Son étoile s’est levée dès décembre dernier quand, fort de son accord sur le Brexit, il s’est mis en situation de faire le don de sa personne et de sa longue expérience à la France et à la droite LR. Neuf mois après, Michel Barnier est bel et bien lancé dans la candidature à la candidature LR et se prépare à participer à la primaire. Bien que derrière Bertrand et Pécresse, les sondages le donnent tout de même entre 8 et 13 %. Un score honorable et qui permet tous les espoirs. Michel Barnier, c’est le 3e homme du 3e homme. Au passage, ça se bouscule beaucoup, dans ce créneau 8-13 : Mélenchon, Jadot, Hidalgo, Zemmour et, donc, les 3 LR. En attente de décantation.
Jeudi et vendredi, les candidats ont été auditionnés par les députés LR lors de leurs journées parlementaires à Nîmes. L’occasion, pour Michel Barnier, de continuer son entreprise de séduction auprès des cadres du parti. D’après une enquête menée auprès des parlementaires citée par Le Monde, il est celui qui rassemble le plus de soutiens (41 députés), derrière Xavier Bertrand.
L’intéressé joue de sa stature consensuelle, de son expérience intérieure et européenne, de son gaullisme centriste, mais aussi de sa « différence » de style avec Macron. Pour Daniel Fasquelle, « il a l’allure d’un Président dont les Français seront fiers sur le perron de l’Élysée ». Jusqu’ici, tout va (à peu près) bien.
Mais il ne fait pas l’unanimité. Le Monde a recueilli des jugements peu amènes d’autres députés LR : l’intervention de Michel Barnier aurait été « poussive », « monotone » et « beaucoup ont regretté des références permanentes au passé et pas assez à l’avenir »“. Tout le charme d’une primaire. Ou d’une machine à perdre.
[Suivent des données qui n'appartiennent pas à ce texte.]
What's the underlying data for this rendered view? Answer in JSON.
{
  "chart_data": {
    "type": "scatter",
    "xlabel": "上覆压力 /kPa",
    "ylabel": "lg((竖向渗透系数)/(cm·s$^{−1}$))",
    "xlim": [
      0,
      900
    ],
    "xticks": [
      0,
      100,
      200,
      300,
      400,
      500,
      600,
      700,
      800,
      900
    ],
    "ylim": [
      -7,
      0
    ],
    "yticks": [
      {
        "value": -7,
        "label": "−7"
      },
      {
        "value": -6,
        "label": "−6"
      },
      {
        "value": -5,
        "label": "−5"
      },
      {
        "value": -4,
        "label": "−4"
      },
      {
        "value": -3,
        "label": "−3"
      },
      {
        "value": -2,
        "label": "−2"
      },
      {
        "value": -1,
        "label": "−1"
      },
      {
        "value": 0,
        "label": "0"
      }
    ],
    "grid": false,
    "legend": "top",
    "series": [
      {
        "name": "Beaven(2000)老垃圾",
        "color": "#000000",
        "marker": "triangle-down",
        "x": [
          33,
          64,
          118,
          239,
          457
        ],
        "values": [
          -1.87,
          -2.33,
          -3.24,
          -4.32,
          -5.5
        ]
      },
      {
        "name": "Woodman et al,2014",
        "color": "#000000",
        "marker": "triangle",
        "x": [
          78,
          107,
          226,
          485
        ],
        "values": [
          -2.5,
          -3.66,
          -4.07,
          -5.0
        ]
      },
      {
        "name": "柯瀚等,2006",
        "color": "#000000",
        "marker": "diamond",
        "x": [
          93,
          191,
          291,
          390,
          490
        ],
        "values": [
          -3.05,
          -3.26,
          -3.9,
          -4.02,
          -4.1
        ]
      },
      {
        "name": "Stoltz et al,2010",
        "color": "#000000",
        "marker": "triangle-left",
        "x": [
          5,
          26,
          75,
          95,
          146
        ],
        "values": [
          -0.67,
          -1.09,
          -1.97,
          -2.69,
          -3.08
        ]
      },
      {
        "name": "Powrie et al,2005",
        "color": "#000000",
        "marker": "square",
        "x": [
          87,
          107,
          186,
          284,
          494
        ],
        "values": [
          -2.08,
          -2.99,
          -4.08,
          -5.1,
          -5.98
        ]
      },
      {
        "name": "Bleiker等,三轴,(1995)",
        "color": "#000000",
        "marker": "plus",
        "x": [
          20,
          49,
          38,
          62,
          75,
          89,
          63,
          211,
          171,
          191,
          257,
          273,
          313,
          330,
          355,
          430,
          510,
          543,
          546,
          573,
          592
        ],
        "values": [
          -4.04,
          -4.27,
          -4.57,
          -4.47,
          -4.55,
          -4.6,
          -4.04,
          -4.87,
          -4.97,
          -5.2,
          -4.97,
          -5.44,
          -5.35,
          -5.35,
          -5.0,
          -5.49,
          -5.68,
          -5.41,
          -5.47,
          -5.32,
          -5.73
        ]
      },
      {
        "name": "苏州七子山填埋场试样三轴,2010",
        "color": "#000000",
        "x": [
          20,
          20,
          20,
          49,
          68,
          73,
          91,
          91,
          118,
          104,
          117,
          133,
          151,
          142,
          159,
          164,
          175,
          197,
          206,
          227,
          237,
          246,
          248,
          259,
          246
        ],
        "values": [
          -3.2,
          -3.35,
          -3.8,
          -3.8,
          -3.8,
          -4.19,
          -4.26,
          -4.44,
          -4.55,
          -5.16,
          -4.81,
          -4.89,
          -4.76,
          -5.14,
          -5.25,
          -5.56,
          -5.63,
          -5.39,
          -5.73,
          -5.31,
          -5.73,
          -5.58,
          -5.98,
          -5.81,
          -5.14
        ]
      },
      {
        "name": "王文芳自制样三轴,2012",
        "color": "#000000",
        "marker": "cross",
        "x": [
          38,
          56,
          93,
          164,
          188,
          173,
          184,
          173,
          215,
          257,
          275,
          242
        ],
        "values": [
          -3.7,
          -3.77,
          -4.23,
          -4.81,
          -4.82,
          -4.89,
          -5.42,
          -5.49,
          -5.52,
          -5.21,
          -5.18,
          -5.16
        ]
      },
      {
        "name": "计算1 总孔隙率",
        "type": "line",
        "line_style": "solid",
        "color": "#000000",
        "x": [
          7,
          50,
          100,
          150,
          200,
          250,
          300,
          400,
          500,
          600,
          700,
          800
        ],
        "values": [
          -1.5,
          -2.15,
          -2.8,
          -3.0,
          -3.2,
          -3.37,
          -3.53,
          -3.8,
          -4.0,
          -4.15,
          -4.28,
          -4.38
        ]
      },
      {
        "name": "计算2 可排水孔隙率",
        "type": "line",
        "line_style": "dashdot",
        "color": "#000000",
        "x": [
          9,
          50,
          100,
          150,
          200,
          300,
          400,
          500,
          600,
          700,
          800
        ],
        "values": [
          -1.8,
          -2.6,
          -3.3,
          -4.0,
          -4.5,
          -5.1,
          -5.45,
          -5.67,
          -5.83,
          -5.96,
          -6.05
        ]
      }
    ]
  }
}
Mais l’événement Barnier, lors de ces journées, ce fut sa volte-face inattendue sur l’Union européenne qui a scandalisé le Landernau bruxellois. Imaginez l’ex-commissaire européen, au sujet de l’immigration, déclarer : « Il faut retrouver notre souveraineté juridique » et ne pas être « menacés en permanence d’un arrêt ou d’une condamnation de la Cour de justice européenne ou de la Convention des droits de l’homme, ou d’une interprétation de notre propre institution judiciaire ». Michel Barnier pris en pleine « zemmourisation ». Visiblement, l’éditorialiste impose ses thèmes dans la campagne LR. Pour Zemmour, c’est une crédibilisation supplémentaire. Pour Barnier…
Le Monde rapporte les réactions effarouchées du monde bruxellois. Notre ministre des Affaires européennes, le macroniste Clément Beaune : « Comment une telle phrase peut-elle avoir été prononcée par un Européen aussi engagé ? » « On est tous atterrés […] c’est un naufrage, un pacte faustien »“, déplore un haut fonctionnaire.
Mais c’est certainement le père du Brexit, le Britannique Nigel Farage, qui a eu le mot le plus juste : « Michel Barnier est le plus grand hypocrite de tous les temps. »
Une fois de plus, la droite LR, dans la plus pure tradition d’un Chirac ou d’un Sarkozy, est contrainte, sur les sujets de l’immigration et de l’Union européenne, aux retournements les plus improbables. Le temps d’une campagne ou d’une sous-campagne.